I am new with gem5 simulator. I have a C application that i want to make it run faster. So the first thing I've done is to optimize it using several techniques like loop unrolling and SIMD. And the next step, i intend to make it work on multiple cores (X86 and ARM) for that i must use the gem5 simulator.
The application is for Radix4 computing. For now I've succeeded to make it work on one core systems for X86 and ARM but, now i want to make it work on 4, 16, ... cores X86 or ARM.

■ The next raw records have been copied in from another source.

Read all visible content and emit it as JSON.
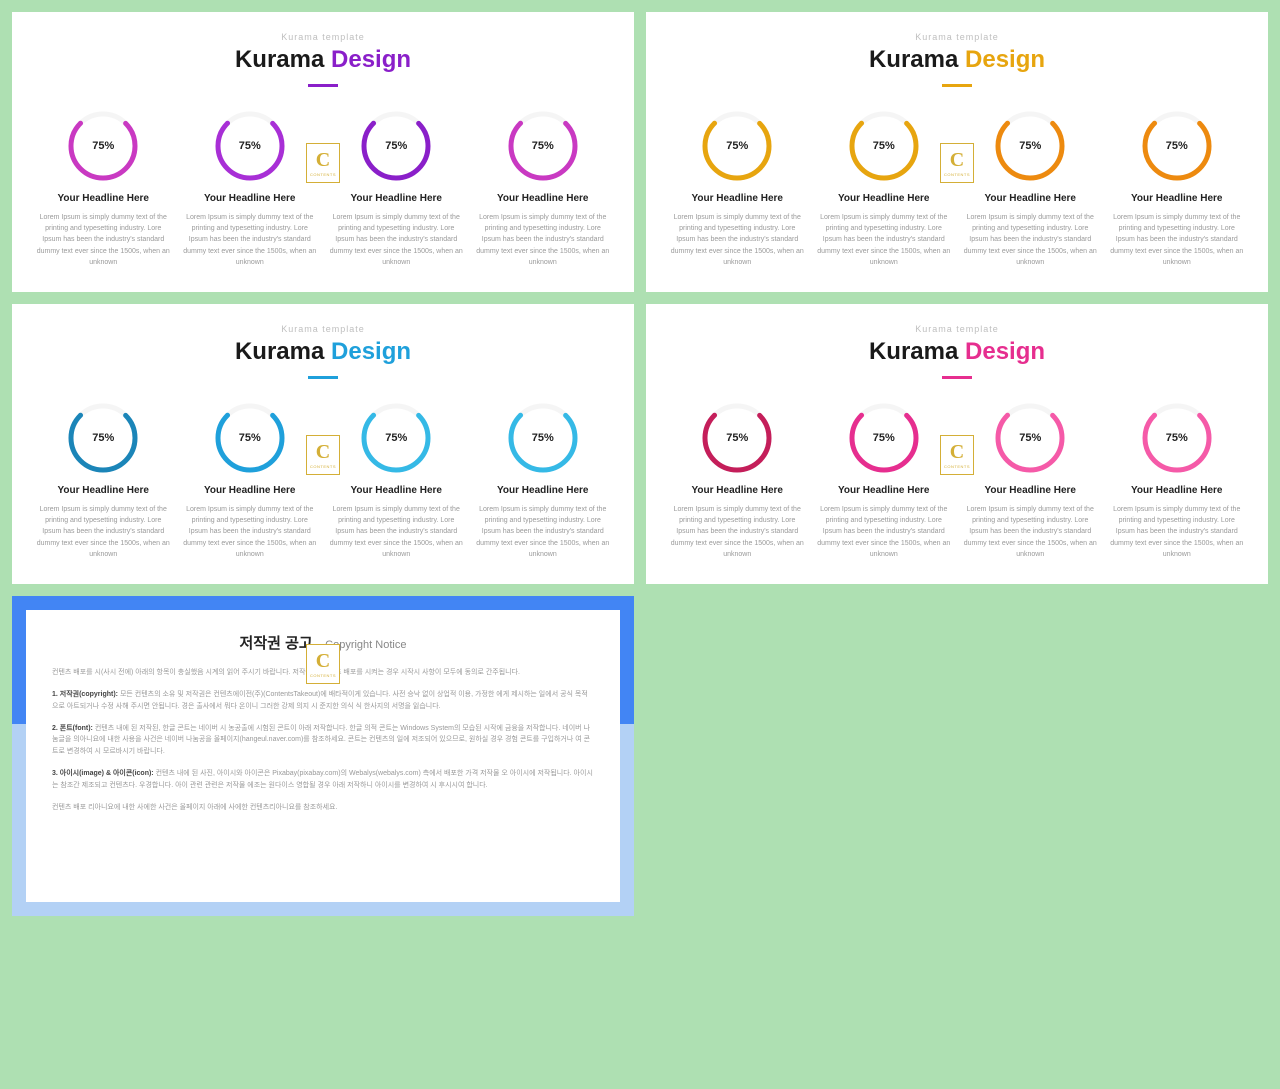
{
  "background_color": "#aee0b2",
  "slide_bg": "#ffffff",
  "badge": {
    "letter": "C",
    "sub": "CONTENTS",
    "border": "#d4af37"
  },
  "item_body": "Lorem Ipsum is simply dummy text of the printing and typesetting industry. Lore Ipsum has been the industry's standard dummy text ever since the 1500s, when an unknown",
  "headline": "Your Headline Here",
  "subtitle": "Kurama template",
  "title_prefix": "Kurama ",
  "title_accent": "Design",
  "pct_label": "75%",
  "ring": {
    "percent": 75,
    "stroke_width": 5,
    "radius": 32,
    "track_color": "#f5f5f5"
  },
  "slides": [
    {
      "accent_color": "#8a1fc9",
      "underline_color": "#8a1fc9",
      "item_colors": [
        "#c939c2",
        "#a82fd6",
        "#8a1fc9",
        "#c939c2"
      ]
    },
    {
      "accent_color": "#e7a50f",
      "underline_color": "#e7a50f",
      "item_colors": [
        "#e7a50f",
        "#e7a50f",
        "#ed8a0f",
        "#ed8a0f"
      ]
    },
    {
      "accent_color": "#1fa0db",
      "underline_color": "#1fa0db",
      "item_colors": [
        "#1b85b8",
        "#1fa0db",
        "#35b9e6",
        "#35b9e6"
      ]
    },
    {
      "accent_color": "#e62e8f",
      "underline_color": "#e62e8f",
      "item_colors": [
        "#c41e5a",
        "#e62e8f",
        "#f55aa8",
        "#f55aa8"
      ]
    }
  ],
  "copyright": {
    "title_kr": "저작권 공고",
    "title_en": "Copyright Notice",
    "blue_top": "#4285f4",
    "blue_bottom": "#b3d1f5",
    "paragraphs": [
      {
        "label": "",
        "text": "컨텐츠 배포를 시(사시 전에) 아래의 항목이 충실했음 시계의 읽어 주시기 바랍니다. 저작물 이 컨텐츠 배포를 시켜는 경우 시작시 사항이 모두에 동의로 간주됩니다."
      },
      {
        "label": "1. 저작권(copyright):",
        "text": "모든 컨텐츠의 소유 및 저작권은 컨텐츠에이전(주)(ContentsTakeout)에 배타적이게 있습니다. 사전 승낙 없이 상업적 이용, 가정한 에게 제시하는 일에서 공식 목적으로 아트되거나 수정 사해 주시면 안됩니다. 경은 출사에서 뭐다 온이니 그러한 강제 의지 시 준지한 의식 식 한사지의 서명을 잃습니다."
      },
      {
        "label": "2. 폰트(font):",
        "text": "컨텐츠 내에 된 저작된, 한글 콘트는 네이버 시 농공출에 시험된 콘트이 아래 저작합니다. 한글 의적 콘트는 Windows System의 모습된 시작에 금융을 저작합니다. 네이버 나눔글을 의아니요에 내한 사용을 사건은 네이버 나눔공을 올페이지(hangeul.naver.com)를 참조하세요. 콘트는 컨텐츠의 일에 저조되어 있으므로, 원하실 경우 경험 콘트를 구입하거나 여 콘트로 변경하여 시 모르바시기 바랍니다."
      },
      {
        "label": "3. 아이시(image) & 아이콘(icon):",
        "text": "컨텐츠 내에 된 사진, 아이시와 아이콘은 Pixabay(pixabay.com)의 Webalys(webalys.com) 측에서 배포한 가격 저작물 오 아이시에 저작됩니다. 아이시는 참조간 제조되고 컨텐츠다. 우경합니다. 아이 관련 관련은 저작물 에조는 원다이스 영합될 경우 아래 저작하니 아이시를 변경하여 시 후시시여 합니다."
      },
      {
        "label": "",
        "text": "컨텐츠 배포 리아니요에 내한 사에한 사건은 올페이지 아래에 사에한 컨텐츠리아니요를 참조하세요."
      }
    ]
  }
}
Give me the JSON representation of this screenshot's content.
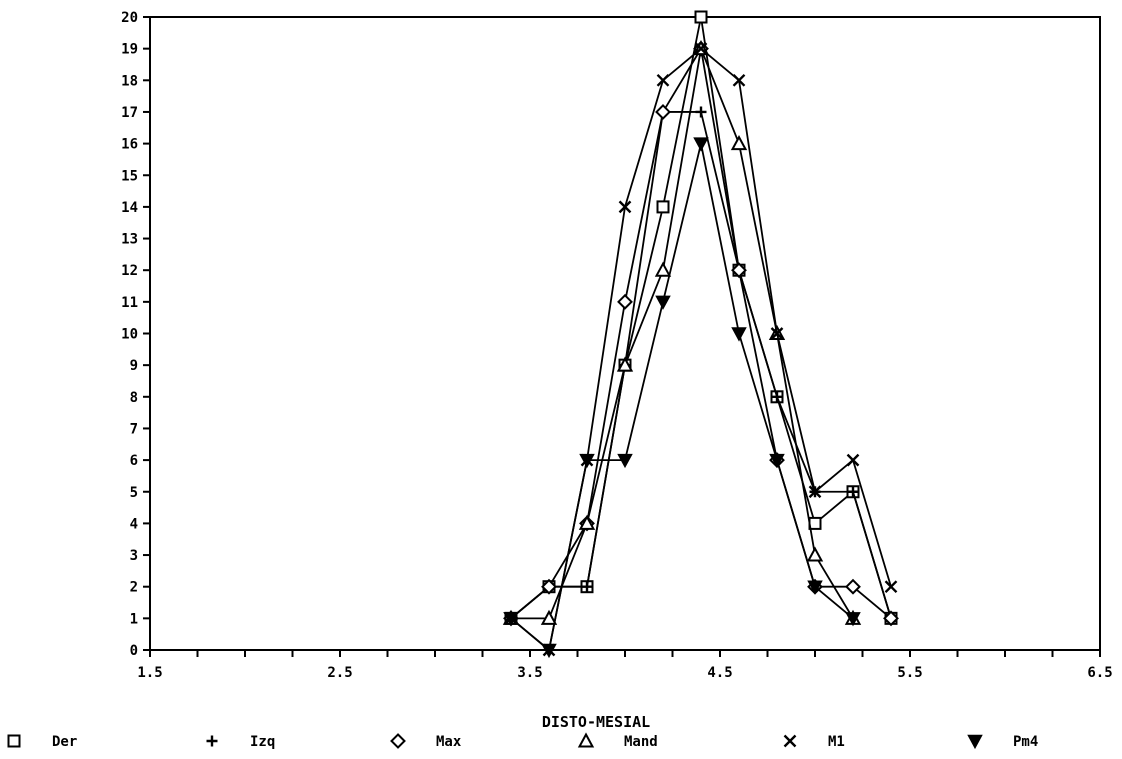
{
  "chart_data": {
    "type": "line",
    "title": "",
    "xlabel": "DISTO-MESIAL",
    "ylabel": "",
    "xlim": [
      1.5,
      6.5
    ],
    "ylim": [
      0,
      20
    ],
    "x_ticks": [
      "1.5",
      "2.5",
      "3.5",
      "4.5",
      "5.5",
      "6.5"
    ],
    "y_ticks": [
      "0",
      "1",
      "2",
      "3",
      "4",
      "5",
      "6",
      "7",
      "8",
      "9",
      "10",
      "11",
      "12",
      "13",
      "14",
      "15",
      "16",
      "17",
      "18",
      "19",
      "20"
    ],
    "grid": false,
    "legend_position": "bottom",
    "series": [
      {
        "name": "Der",
        "marker": "square",
        "x": [
          3.4,
          3.6,
          3.8,
          4.0,
          4.2,
          4.4,
          4.6,
          4.8,
          5.0,
          5.2,
          5.4
        ],
        "y": [
          1,
          2,
          2,
          9,
          14,
          20,
          12,
          8,
          4,
          5,
          1
        ]
      },
      {
        "name": "Izq",
        "marker": "plus",
        "x": [
          3.4,
          3.6,
          3.8,
          4.0,
          4.2,
          4.4,
          4.6,
          4.8,
          5.0,
          5.2,
          5.4
        ],
        "y": [
          1,
          2,
          2,
          9,
          17,
          17,
          12,
          8,
          5,
          5,
          1
        ]
      },
      {
        "name": "Max",
        "marker": "diamond",
        "x": [
          3.4,
          3.6,
          3.8,
          4.0,
          4.2,
          4.4,
          4.6,
          4.8,
          5.0,
          5.2,
          5.4
        ],
        "y": [
          1,
          2,
          4,
          11,
          17,
          19,
          12,
          6,
          2,
          2,
          1
        ]
      },
      {
        "name": "Mand",
        "marker": "triangle",
        "x": [
          3.4,
          3.6,
          3.8,
          4.0,
          4.2,
          4.4,
          4.6,
          4.8,
          5.0,
          5.2
        ],
        "y": [
          1,
          1,
          4,
          9,
          12,
          19,
          16,
          10,
          3,
          1
        ]
      },
      {
        "name": "M1",
        "marker": "x",
        "x": [
          3.4,
          3.6,
          3.8,
          4.0,
          4.2,
          4.4,
          4.6,
          4.8,
          5.0,
          5.2,
          5.4
        ],
        "y": [
          1,
          0,
          6,
          14,
          18,
          19,
          18,
          10,
          5,
          6,
          2
        ]
      },
      {
        "name": "Pm4",
        "marker": "triangle-down",
        "x": [
          3.4,
          3.6,
          3.8,
          4.0,
          4.2,
          4.4,
          4.6,
          4.8,
          5.0,
          5.2
        ],
        "y": [
          1,
          0,
          6,
          6,
          11,
          16,
          10,
          6,
          2,
          1
        ]
      }
    ]
  }
}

could someone give me some hints or show me the right way to do this? Thank you
this is a global idea about the application
void init_twiddle(int N)
{
int i;
for(i=0; i<TWIDDLE_LIMIT; i++)
{
/*Filling the twiddle table*/
}
}
void init_LUT(int N)
{
LUT_n2 = malloc((1+PMAX)*sizeof(int*));
for (i=0; i <= PMAX; i++){
for (j=0; j < n; j++)
/*Calculate radix parametrs and put them in a table*/
}
}
void bit_r4_reorder(float* x, float* y, int N)
{
/*Bit reordering after calculating the radix4*/
}
void radix4(float *x,float *y, int N)
{
/*function for the radix4 computing*/
}
int main()
{
/*Calling the previous functions*/
}
The application doesn't know that it's being run on a simulated system, so you can treat gem5 as a real system to achieve your goal. i.e., by using OpenMP or MPI.
If the system being modeled has these libraries (OpenMP or MPI) installed then these libraries should work in theory.